837.51/1566: Telegram
The Ambassadorial Cuba (Welles) to the Secretary of State
[Received 10:30 p.m.]
54. The Estimated regular budgetary revenues for the fiscal year 1933–34 amount to approximately $42,000,000. I have been advised by both the President and the Secretary of State that appropriations for the same period will be kept within $40,000,000.
A sincere effort to balance the budget has been and is being made by the Cuban Government. A large number of employees have been dismissed and salaries have been materially reduced with resultant hardship to a large number of persons. As a measure to relieve the distress thus occasioned, the Government departments are now working on a half-day basis, the official reason for this measure being that governmental employees may find outside part-time employment and thus increase in some small measure their income.
Total salary arrears to governmental personnel now amounts to $18,961,000. The judiciary has not been paid for 8 months; school teachers have not been paid for a much longer period. Even the highest ranking officials in the executive departments have not been paid for 5 months.
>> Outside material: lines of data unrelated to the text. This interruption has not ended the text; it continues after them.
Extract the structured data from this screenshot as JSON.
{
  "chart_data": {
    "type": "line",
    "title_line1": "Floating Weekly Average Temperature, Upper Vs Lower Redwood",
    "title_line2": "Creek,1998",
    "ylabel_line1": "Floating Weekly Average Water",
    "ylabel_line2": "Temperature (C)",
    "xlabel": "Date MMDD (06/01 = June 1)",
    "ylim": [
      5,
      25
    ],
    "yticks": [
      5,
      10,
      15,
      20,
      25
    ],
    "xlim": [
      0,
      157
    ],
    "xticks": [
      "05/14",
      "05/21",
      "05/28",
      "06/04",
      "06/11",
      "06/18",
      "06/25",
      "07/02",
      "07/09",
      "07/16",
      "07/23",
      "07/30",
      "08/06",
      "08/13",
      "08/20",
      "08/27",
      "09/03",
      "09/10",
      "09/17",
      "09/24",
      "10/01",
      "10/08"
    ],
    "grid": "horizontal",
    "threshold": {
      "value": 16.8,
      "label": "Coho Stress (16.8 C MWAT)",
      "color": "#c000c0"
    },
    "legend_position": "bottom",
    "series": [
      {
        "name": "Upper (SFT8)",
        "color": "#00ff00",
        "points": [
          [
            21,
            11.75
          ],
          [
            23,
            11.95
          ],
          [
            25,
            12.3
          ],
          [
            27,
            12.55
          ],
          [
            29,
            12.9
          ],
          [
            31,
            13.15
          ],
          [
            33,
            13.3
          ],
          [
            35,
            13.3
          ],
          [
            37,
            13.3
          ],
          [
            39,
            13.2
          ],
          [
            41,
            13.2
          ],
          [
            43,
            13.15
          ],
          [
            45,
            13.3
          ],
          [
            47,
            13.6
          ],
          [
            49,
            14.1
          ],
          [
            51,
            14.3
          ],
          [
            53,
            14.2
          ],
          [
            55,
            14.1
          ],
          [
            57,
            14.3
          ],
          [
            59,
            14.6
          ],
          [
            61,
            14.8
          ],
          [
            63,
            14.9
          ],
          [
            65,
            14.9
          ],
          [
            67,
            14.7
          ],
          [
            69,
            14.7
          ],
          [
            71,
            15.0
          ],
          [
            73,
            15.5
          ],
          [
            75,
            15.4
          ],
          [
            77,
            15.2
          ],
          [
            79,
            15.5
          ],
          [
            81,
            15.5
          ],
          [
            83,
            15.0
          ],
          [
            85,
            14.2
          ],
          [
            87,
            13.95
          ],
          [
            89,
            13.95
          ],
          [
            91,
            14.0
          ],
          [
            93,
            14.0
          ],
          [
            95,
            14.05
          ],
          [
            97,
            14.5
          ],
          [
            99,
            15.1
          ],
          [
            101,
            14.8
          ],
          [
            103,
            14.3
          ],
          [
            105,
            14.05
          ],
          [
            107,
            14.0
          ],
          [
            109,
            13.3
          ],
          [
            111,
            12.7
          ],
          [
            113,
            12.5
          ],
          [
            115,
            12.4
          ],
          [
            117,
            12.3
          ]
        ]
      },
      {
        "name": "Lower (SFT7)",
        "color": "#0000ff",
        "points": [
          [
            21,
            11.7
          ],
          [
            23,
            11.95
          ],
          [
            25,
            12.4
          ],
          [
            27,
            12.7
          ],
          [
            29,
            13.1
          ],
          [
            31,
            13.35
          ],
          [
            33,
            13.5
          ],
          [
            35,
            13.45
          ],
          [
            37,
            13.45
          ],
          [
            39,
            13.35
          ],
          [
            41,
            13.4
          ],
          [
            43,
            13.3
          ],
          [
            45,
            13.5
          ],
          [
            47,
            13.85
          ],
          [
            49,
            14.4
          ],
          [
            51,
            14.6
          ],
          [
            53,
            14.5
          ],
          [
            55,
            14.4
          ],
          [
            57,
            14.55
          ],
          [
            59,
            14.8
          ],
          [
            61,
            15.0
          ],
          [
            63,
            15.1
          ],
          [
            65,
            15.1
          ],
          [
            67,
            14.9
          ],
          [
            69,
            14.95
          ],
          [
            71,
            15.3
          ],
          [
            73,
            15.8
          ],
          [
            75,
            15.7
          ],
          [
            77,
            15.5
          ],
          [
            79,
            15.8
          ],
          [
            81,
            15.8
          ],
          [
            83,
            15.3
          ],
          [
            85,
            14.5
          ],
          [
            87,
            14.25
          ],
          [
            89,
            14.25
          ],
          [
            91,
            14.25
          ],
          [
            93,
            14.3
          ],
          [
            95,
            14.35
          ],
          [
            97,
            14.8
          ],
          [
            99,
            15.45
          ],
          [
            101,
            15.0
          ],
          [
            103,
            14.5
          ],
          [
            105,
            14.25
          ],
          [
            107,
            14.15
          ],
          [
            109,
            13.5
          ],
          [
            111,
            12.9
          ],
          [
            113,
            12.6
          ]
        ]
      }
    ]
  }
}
No provision in the yearly budget is being made to meet these salary arrears and they are being added to the floating debt with no prospect whatever of adjustment.
The hardship and the discontent occasioned by this policy have been increased by the fact that the seigniorage profits of $4,000,000 which it is anticipated the Cuban Government will make from the minting of $6,000,000 silver coins contracted for with the Chase National Bank will be used in their entirety to meet the charges due the New York banks next month.
The strict Government censorship of the local press makes it, of course, impossible for the general reaction to be published but the bitterness of feeling engendered should not be underestimated. The general public believes mistakenly, of course, that the American banks are responsible for the maintenance of President Machado in power and now feels that at a time of unparalleled poverty and distress in Cuba all obligations of the Cuban Government to the American banking interests are being met in full while at the same time the Government is taking no steps whatever to alleviate distress here. The amount payable by the Cuban Government during the coming fiscal year to sinking fund charges on its obligations held in the United States, exclusive of the public works debt, amounts to $4,344,000. The postponement of the payment of sinking fund charges during [Page 571] the present crisis and the segregation of the amount involved solely for the purpose of applying such amount to personnel salaries in arrears would be extremely helpful. Any arrangement of this kind should, of course, be predicated solely on the definite commitment by the Cuban Government that such sums would be utilized solely for the purpose of paying off in part salaries in arrears of civilian (not military) personnel.
I beg to urge very strongly that you give this very important question your consideration with the hope that the President and yourself may deem it wise to ascertain whether the New York banking interests, including Messrs. Speyer and Morgan and Company as well as the Chase National and National City Bank groups, would not be willing to enter into a temporary arrangement with the Cuban Government providing for a limited moratorium on the sinking fund charges due during the coming fiscal year and presumably the fiscal year ensuing thereafter. In any discussion with the banking interests regarding this suggestion it will be necessary to bear in mind the fact that President Machado himself will not take the initiative in the matter. He feels that the strongest support which he has in his present position is the support given him by the American banking groups and he has further the conviction, which nothing will shake, that any default of obligations by his administration will make more likely the possibility of American intervention in Cuba. Consequently the proposed arrangement if made would have to come as the result of the determination by the United States Government that the measure is wise and necessary and would have thereafter to be proposed by the American banking groups as a concession due to the economic crisis in Cuba.
I beg to request that a copy of this telegram be sent to the President for his information.